Bauanleitung für 12V LED in BA7s Fassung, z.B. für Tachobeleuchtung

Bei unserem Heinkel ist dem Einen oder Anderen die Tachobeleuchtung zu dunkel.
Für die original eingebaute Fassung BA7s sind jedoch nur 1,2W und 2,0W Birnchen (12V) im Handel.
Mit dieser Anleitung kann mit ein wenig Geschick und geringem finanziellen Aufwand eine LED Lampe mit deutlich mehr Helligkeit angefertigt werden die in die originale Fassung der Tachobeleuchtung passt.

  

Dieses Foto zeigt links die original 12V, 2W Lampe (I = 200mA), in der Mitte eine standard LED (gelb) und rechts eine superhelle LED in transparentem Gehäuse! Deutlich zu sehen ist die rechte LED als das Leuchtmittel mit dem stärksten Licht. Der Vorwiederstand wird so bemessen, dass die LED auch bei maximaler Reglerspannung hält (Stromaufnahme ca. 20mA).

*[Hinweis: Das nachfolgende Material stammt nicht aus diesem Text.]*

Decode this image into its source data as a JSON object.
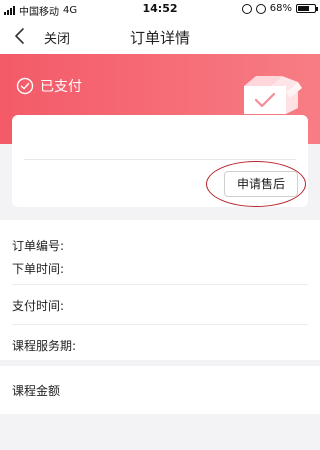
{
  "status_bar": {
    "carrier": "中国移动",
    "network": "4G",
    "time": "14:52",
    "battery_text": "68%",
    "battery_level": 0.68
  },
  "nav": {
    "close_label": "关闭",
    "title": "订单详情",
    "back_icon": "chevron-left-icon"
  },
  "header": {
    "status_text": "已支付",
    "status_icon": "check-circle-icon",
    "decoration_icon": "box-icon",
    "bg_color_start": "#f45a68",
    "bg_color_end": "#f77d85"
  },
  "card": {
    "after_sale_label": "申请售后"
  },
  "info": {
    "order_number_label": "订单编号:",
    "order_time_label": "下单时间:",
    "pay_time_label": "支付时间:",
    "service_period_label": "课程服务期:"
  },
  "price": {
    "amount_label": "课程金额"
  },
  "accent_color": "#f45a68"
}
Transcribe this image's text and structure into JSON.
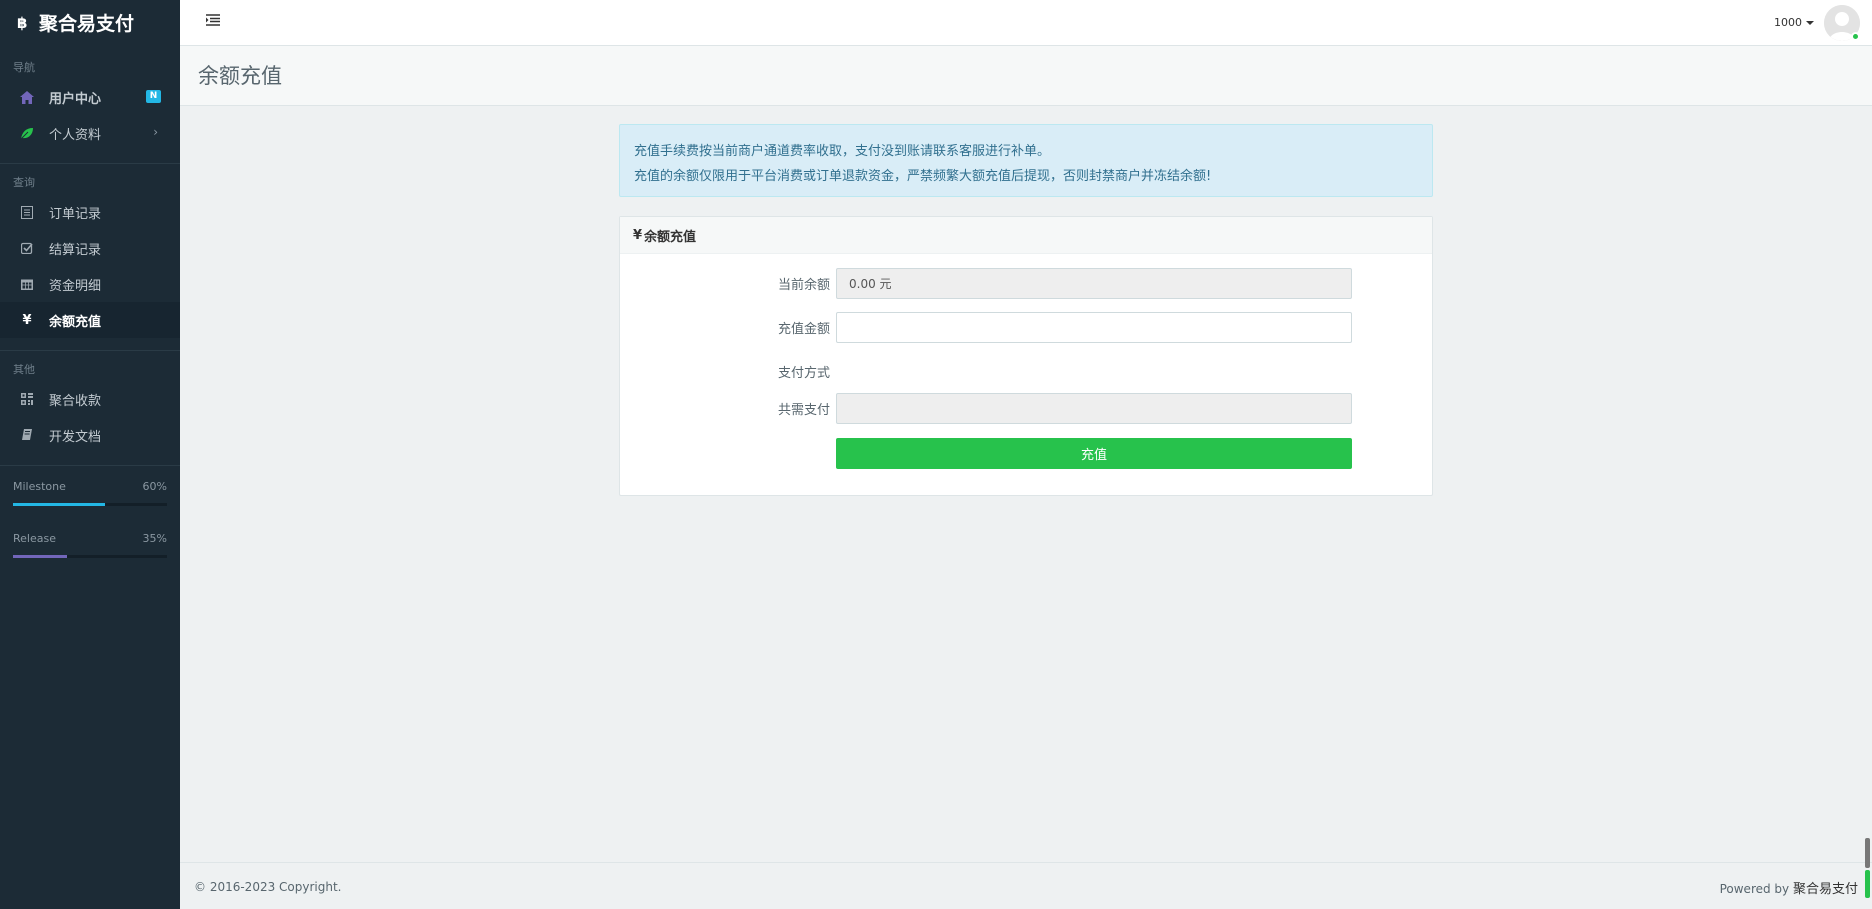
{
  "brand": {
    "name": "聚合易支付"
  },
  "sidebar": {
    "sections": [
      {
        "heading": "导航"
      },
      {
        "heading": "查询"
      },
      {
        "heading": "其他"
      }
    ],
    "nav": {
      "user_center": {
        "label": "用户中心",
        "badge": "N"
      },
      "profile": {
        "label": "个人资料",
        "chevron": "›"
      },
      "orders": {
        "label": "订单记录"
      },
      "settlement": {
        "label": "结算记录"
      },
      "funds": {
        "label": "资金明细"
      },
      "recharge": {
        "label": "余额充值"
      },
      "aggregate": {
        "label": "聚合收款"
      },
      "docs": {
        "label": "开发文档"
      }
    },
    "progress": [
      {
        "label": "Milestone",
        "value_text": "60%",
        "value": 0.6,
        "color": "#23b7e5"
      },
      {
        "label": "Release",
        "value_text": "35%",
        "value": 0.35,
        "color": "#7266ba"
      }
    ]
  },
  "header": {
    "user_label": "1000"
  },
  "page": {
    "title": "余额充值"
  },
  "alert": {
    "line1": "充值手续费按当前商户通道费率收取，支付没到账请联系客服进行补单。",
    "line2": "充值的余额仅限用于平台消费或订单退款资金，严禁频繁大额充值后提现，否则封禁商户并冻结余额!"
  },
  "panel": {
    "heading_symbol": "¥",
    "heading": "余额充值",
    "fields": {
      "current_balance": {
        "label": "当前余额",
        "value": "0.00 元"
      },
      "recharge_amount": {
        "label": "充值金额",
        "value": ""
      },
      "pay_method": {
        "label": "支付方式"
      },
      "total_pay": {
        "label": "共需支付",
        "value": ""
      }
    },
    "submit_label": "充值"
  },
  "footer": {
    "copyright": "© 2016-2023 Copyright.",
    "powered_prefix": "Powered by",
    "powered_brand": "聚合易支付"
  },
  "colors": {
    "sidebar_bg": "#1c2b36",
    "accent_green": "#27c24c",
    "info_blue": "#23b7e5"
  }
}
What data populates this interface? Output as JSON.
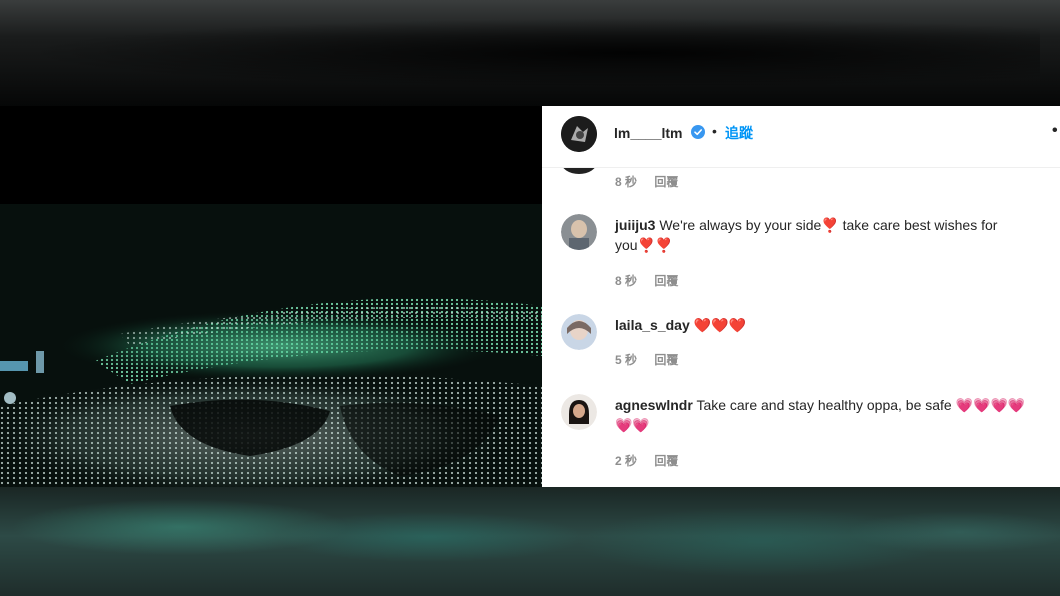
{
  "post": {
    "username": "lm____ltm",
    "separator": "•",
    "follow_label": "追蹤",
    "more_label": "•"
  },
  "comments": [
    {
      "username": "",
      "text": "",
      "time": "8 秒",
      "reply": "回覆"
    },
    {
      "username": "juiiju3",
      "text": "We're always by your side❣️ take care best wishes for you❣️❣️",
      "time": "8 秒",
      "reply": "回覆"
    },
    {
      "username": "laila_s_day",
      "text": "❤️❤️❤️",
      "time": "5 秒",
      "reply": "回覆"
    },
    {
      "username": "agneswlndr",
      "text": "Take care and stay healthy oppa, be safe 💗💗💗💗💗💗",
      "time": "2 秒",
      "reply": "回覆"
    }
  ],
  "colors": {
    "link_blue": "#0095f6",
    "verified_blue": "#3897f0",
    "meta_gray": "#8e8e8e",
    "heart_red": "#e0202a",
    "stadium_green": "#3fbf86"
  },
  "icons": {
    "verified": "verified-badge-icon",
    "more": "more-options-icon"
  }
}
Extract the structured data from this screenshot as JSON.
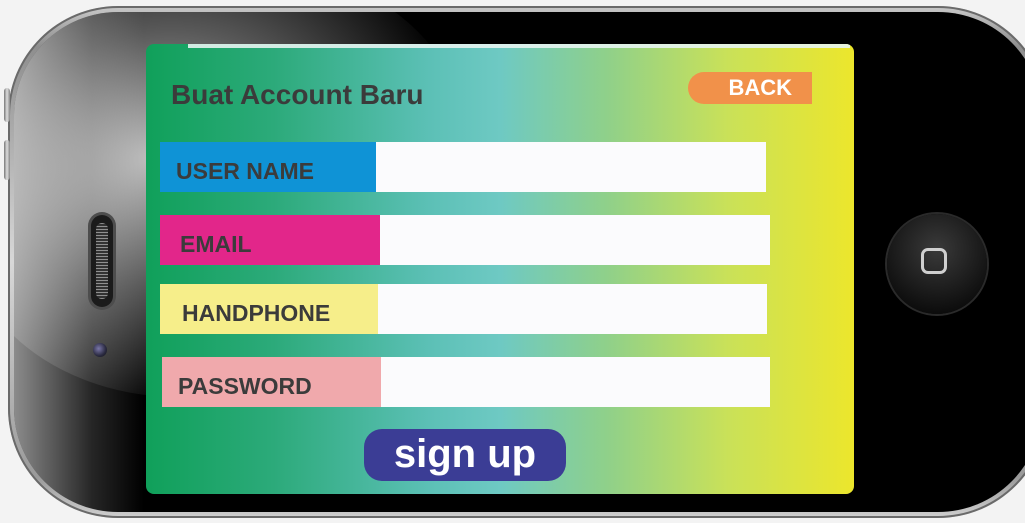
{
  "screen": {
    "title": "Buat Account Baru",
    "back_label": "BACK",
    "signup_label": "sign up"
  },
  "fields": [
    {
      "label": "USER NAME",
      "value": "",
      "color": "#0f93d6"
    },
    {
      "label": "EMAIL",
      "value": "",
      "color": "#e2268a"
    },
    {
      "label": "HANDPHONE",
      "value": "",
      "color": "#f6ee8a"
    },
    {
      "label": "PASSWORD",
      "value": "",
      "color": "#f0a9ac"
    }
  ],
  "colors": {
    "back_button": "#f1914a",
    "signup_button": "#3b3d95",
    "gradient_start": "#10a05a",
    "gradient_end": "#ece62c"
  },
  "icons": {
    "home_button": "home-square-icon",
    "speaker": "speaker-grill-icon",
    "camera": "front-camera-icon"
  }
}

Zunächst benötigen wir eine ausgediente Lampe 12V Typ BA7s. Wir entfernen mit aufgesetzter Schutzbrille alles was aus Glas ist aus der Fassung. Die Fassung sollte dabei ihre ursprüngliche Form beibehalten! Dann erwärmen wir mit einem Lötkolben (15…30W ist gut geeignet) den Fußkontakt und ziehen den inneren Glaskörper mit seinen Anschlussbeinchen mit Hilfe einer Pinzette auch noch aus der Fassung. Zuletzt entfernen wir auch noch die Zementkleberreste aus der Fassung. Beim Einkaufen gehen wir beim Elektronikbastelladen an der Ecke vorbei und besorgen einen Widerstand 560 Ohm 1/4W Metallfilm und eine LED, weiß, Typ Superhell. (Achtung: Der Händler könnte Euch wegen des unerwarteten Umsatzes plötzlich um den Hals fallen!)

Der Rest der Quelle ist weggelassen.